Goldman Sachs Chief Executive Officer David Solomon said India now had a very high growth trajectory, with a predicted growth of 6-7% over the next three years, the Economic Times reported on Wednesday.
Global CEOs are thinking about India as a big growth opportunity while recognizing some of the challenges with investing in the country, Solomon told the newspaper in an interview.
Solomon said over the period of a year, the global economy, and the United States in particular, have been “more resilient” than he would have expected, adding that there could be a period with “0-1% growth and 4% inflation – that will feel like a recession”.
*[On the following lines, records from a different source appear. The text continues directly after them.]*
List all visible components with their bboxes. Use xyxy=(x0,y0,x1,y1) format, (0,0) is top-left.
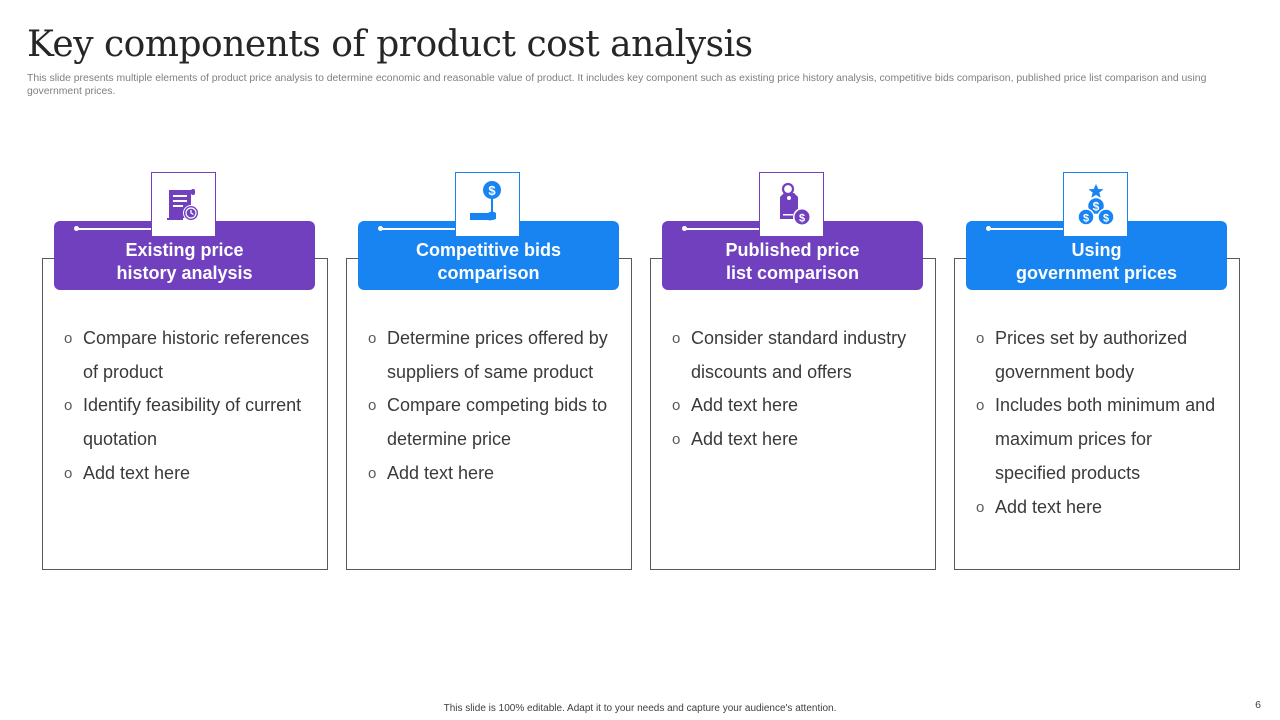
hand-dollar-sign-icon: $ xyxy=(469,180,501,220)
list-item: o Add text here xyxy=(672,395,799,416)
page-number: 6 xyxy=(1255,699,1261,711)
icon-frame: $ xyxy=(455,172,520,237)
svg-text:$: $ xyxy=(1102,212,1108,224)
slide-subtitle: This slide presents multiple elements of… xyxy=(27,73,1207,97)
document-clock-icon xyxy=(166,188,199,221)
svg-text:$: $ xyxy=(1082,212,1088,224)
icon-frame xyxy=(151,172,216,237)
bullet-list: o Consider standard industry discounts an… xyxy=(672,322,922,457)
icon-frame: $ xyxy=(759,172,824,237)
card-body-box xyxy=(346,258,632,570)
bullet-list: o Compare historic references of product … xyxy=(64,322,314,491)
slide-title: Key components of product cost analysis xyxy=(27,24,753,65)
list-item: o Add text here xyxy=(976,496,1103,517)
coins-star-icon: $ $ $ xyxy=(1076,183,1115,226)
list-item: o Identify feasibility of current quotati… xyxy=(64,395,302,450)
header-dot-decoration xyxy=(378,226,383,231)
list-item: o Prices set by authorized government bod… xyxy=(976,328,1188,382)
price-tag-dollar-icon: $ xyxy=(779,182,811,226)
header-dot-decoration xyxy=(986,226,991,231)
card-existing-price-history: Existing price history analysis o Compare… xyxy=(42,172,328,570)
card-title: Published price list comparison xyxy=(725,239,860,283)
list-item: o Add text here xyxy=(64,462,191,483)
svg-text:$: $ xyxy=(798,212,804,224)
card-title: Competitive bids comparison xyxy=(415,239,562,283)
header-dot-decoration xyxy=(682,226,687,231)
header-line-decoration xyxy=(988,228,1078,230)
header-dot-decoration xyxy=(74,226,79,231)
list-item: o Compare historic references of product xyxy=(64,328,310,382)
svg-text:$: $ xyxy=(1092,199,1099,213)
card-body-box xyxy=(954,258,1240,570)
footer-note: This slide is 100% editable. Adapt it to… xyxy=(443,703,837,714)
card-government-prices: Using government prices $ $ $ o Prices se… xyxy=(954,172,1240,570)
card-published-price-list: Published price list comparison $ o Consi… xyxy=(650,172,936,570)
bullet-list: o Determine prices offered by suppliers o… xyxy=(368,322,618,491)
list-item: o Add text here xyxy=(672,429,799,450)
list-item: o Consider standard industry discounts an… xyxy=(672,328,907,382)
svg-text:$: $ xyxy=(488,183,496,198)
list-item: o Compare competing bids to determine pri… xyxy=(368,395,608,450)
bullet-list: o Prices set by authorized government bod… xyxy=(976,322,1226,524)
list-item: o Add text here xyxy=(368,462,495,483)
card-body-box xyxy=(42,258,328,570)
header-line-decoration xyxy=(76,228,166,230)
header-line-decoration xyxy=(380,228,470,230)
icon-frame: $ $ $ xyxy=(1063,172,1128,237)
header-line-decoration xyxy=(684,228,774,230)
list-item: o Includes both minimum and maximum price… xyxy=(976,395,1216,483)
card-competitive-bids: Competitive bids comparison $ o Determine… xyxy=(346,172,632,570)
card-title: Existing price history analysis xyxy=(116,239,253,283)
list-item: o Determine prices offered by suppliers o… xyxy=(368,328,608,382)
card-title: Using government prices xyxy=(1015,239,1178,283)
There are significant macro signs to indicate slowing growth in the world, and it was hard to see a scenario where U.S. inflation goes back to 2% “anytime soon,” Solomon said.
“There are a bunch of significant macro trends that are inflationary, such as geopolitics, energy transition and supply chain adjustments — there are headwinds.”
After the U.S. regional banking crisis that followed Silicon Valley Bank’s collapse in March, Federal regulators and the Treasury Department welcomed a decision by 11 larger banks to deposit $30 billion into First Republic Bank. Goldman Sachs was one of the banks involved in the rescue.
Solomon said the regional banking crisis was short term, affecting a handful of banks with very specific business models. But the banking system in the U.S. is dealing with a handful of issues which will ultimately require more capital, triggering more consolidation, he told ET.